Coombe Mill was the perfect place for us to say goodbye to 2013.
It was another dreaded milestone and one that David and I found incredibly hard
Saying goodbye to Tilda’s year
The year that she had lived
And died.
It was hard to suddenly be thrust into a year
That would never see Tilda smile
Hear her laugh
Or watch her grow
It was hard to accept 2014 was here
We had a lovely time at Coombe Mill
But it was also hard
We were all struggling with the loss
Off our beautiful Matilda Mae
And Esther and William
Then David and I
Were all very poorly with colds
By the time we came home we were ready
We could not avoid the new year forever
No matter how much we wanted to
And there was of course another consideration
Our growing rainbow
It was time
Time to get a first glimpse inside our rainbow bump
Time to hope for that flicker of hope in a heartbeat
I am not sure what I would have done
If I heard those awful words again
Sorry, there is no heartbeat
David and I had agreed to wait until 9 weeks
Last time we saw the flicker at 6 weeks but by 8 weeks it had gone
We could not put ourselves through that again
And so we waited
We booked the scan for just after 9 weeks
With a doctor we know and trust
He scanned Esther and William
And Matilda Mae
And our lost little one
We know him and he knows us
It did not stop me being terrified as the appointment drew near
All scans in pregnancy are a mix of fear, anxiety and excitement
When your baby has died
And you’ve suffered a miscarriage
Heard the words that no one wants to hear
You feel the excitement part much less
If at all
But the fear and the anxiety are heightened to epic proportions
I was a wreck on the day of that first scan
A total, utter state
I was hoping and praying
But so scared
And not daring to dream that this time
Our rainbow wishes might come true
I am not sure how long I held my breath for
Dr Penman sensed our nerves
And before anything else
He played her heartbeat loud and clear
Strong and rhythmic
One wriggly little alien
With a flashing flickering thundering heart
One baby rainbow
Made it
Safe
To the 9 week mark
So things could still go wrong and sadly sometimes do, but as long as there is a heartbeat, the risk of miscarriage decreases as the weeks go by.
For now we were okay
David and I were so emotional
No ecstasy, no rush of exhilaration and excitement
But what?
Relief?
An ability to breathe
A chance?
Very few people knew about our pregnancy at this stage
We did not want people to know
We wanted to get to 12 weeks
But then it would be Tilda’s anniversary
We could not tell people before that
We did not want people to know
And think it meant that we were okay
We were and are far from okay
But we have hope of our rainbow
A baby brother or sister
For Esther and William
For Matilda Mae
It was our secret
Our whisper of wonder
Our flicker of hope
A flash of colour
Our rainbow bump!
Beautiful scan photos!!
x x x
I am so happy for you all, you deserve this rainbow of happiness so much. I look forward to seeing more scan pictures xxx
Aww Jennie, I can only begin to imagine how you must have been feeling. Having suffered a miscarriage before my son, I can relate to the anxious feeling. It’s hard to get excited when you are filled with fear of having to go through the worst again. I’m so glad to hear such happy news for you and your family.

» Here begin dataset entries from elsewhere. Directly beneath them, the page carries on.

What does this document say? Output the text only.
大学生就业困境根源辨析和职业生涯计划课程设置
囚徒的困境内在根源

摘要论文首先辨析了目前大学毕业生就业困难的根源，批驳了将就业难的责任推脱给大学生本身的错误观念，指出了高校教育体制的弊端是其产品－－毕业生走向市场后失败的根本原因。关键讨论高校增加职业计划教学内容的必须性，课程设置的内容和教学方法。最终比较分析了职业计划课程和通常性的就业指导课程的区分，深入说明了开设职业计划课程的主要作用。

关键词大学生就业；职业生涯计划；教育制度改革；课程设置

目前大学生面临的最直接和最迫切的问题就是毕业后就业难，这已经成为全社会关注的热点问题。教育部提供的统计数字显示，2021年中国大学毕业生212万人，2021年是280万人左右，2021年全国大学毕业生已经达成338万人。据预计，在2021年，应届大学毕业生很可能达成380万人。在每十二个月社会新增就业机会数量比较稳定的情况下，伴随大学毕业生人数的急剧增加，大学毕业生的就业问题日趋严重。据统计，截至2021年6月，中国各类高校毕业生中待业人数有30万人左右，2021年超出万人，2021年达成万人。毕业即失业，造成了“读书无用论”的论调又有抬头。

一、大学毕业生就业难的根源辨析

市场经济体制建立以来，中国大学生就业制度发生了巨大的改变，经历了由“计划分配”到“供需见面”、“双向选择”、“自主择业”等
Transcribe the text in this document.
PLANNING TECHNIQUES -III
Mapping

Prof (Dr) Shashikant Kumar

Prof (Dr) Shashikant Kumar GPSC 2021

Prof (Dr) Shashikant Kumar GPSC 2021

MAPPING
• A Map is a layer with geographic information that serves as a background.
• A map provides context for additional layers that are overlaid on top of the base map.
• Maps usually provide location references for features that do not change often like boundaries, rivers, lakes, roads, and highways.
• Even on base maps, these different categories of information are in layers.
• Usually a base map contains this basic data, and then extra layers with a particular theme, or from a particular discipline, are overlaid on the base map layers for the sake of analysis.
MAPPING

I could not agree more, “All scans in pregnancy are a mix of fear, anxiety and excitement “… x Mel
I can so relate to that fear of scans.
I’ve now had 6 miscarriages and one of those was a missed one found at our 12 weeks scan after being scanned at 8 weeks.
The fear of scans never passes after that. I know but your rainbow is strong, she is being looked after!
Perhaps last year was just too soon for you. It wasn’t on the cards. You are ready now. I hope with all my heart that this rainbow baby continues through a long and healthy pregnancy for you and helps to put some joy back into your heart when you hold him/her for the first time.
All my love xxx
Dear Jennie, I suffered a paintfull miscarriage at 9 weeks before having my second son and I took me 6 months to be ready to try again. I know too much the fears attached to the following pregnancy – each scan (and I was only granted the 3 legal ones), each change regarding the 1st pregnancy, each bleeding that shouln’t be at the same stage I had lost the previous one – the fear of not being able to go through these 9 months. Feeling so alone as no one near me seemed to understand why I was so afraid. But I did it and I have now a wonderfull boy of 18 month. I can not forget the one who didn’t come even if there is no possible comparison to the pain you must feel for MM. You must now or will very soon be able to feel her move into you. I remember that helped me a lot to get into the pregnancy mood and soften the fears. I wish you all the best for this pregnancy.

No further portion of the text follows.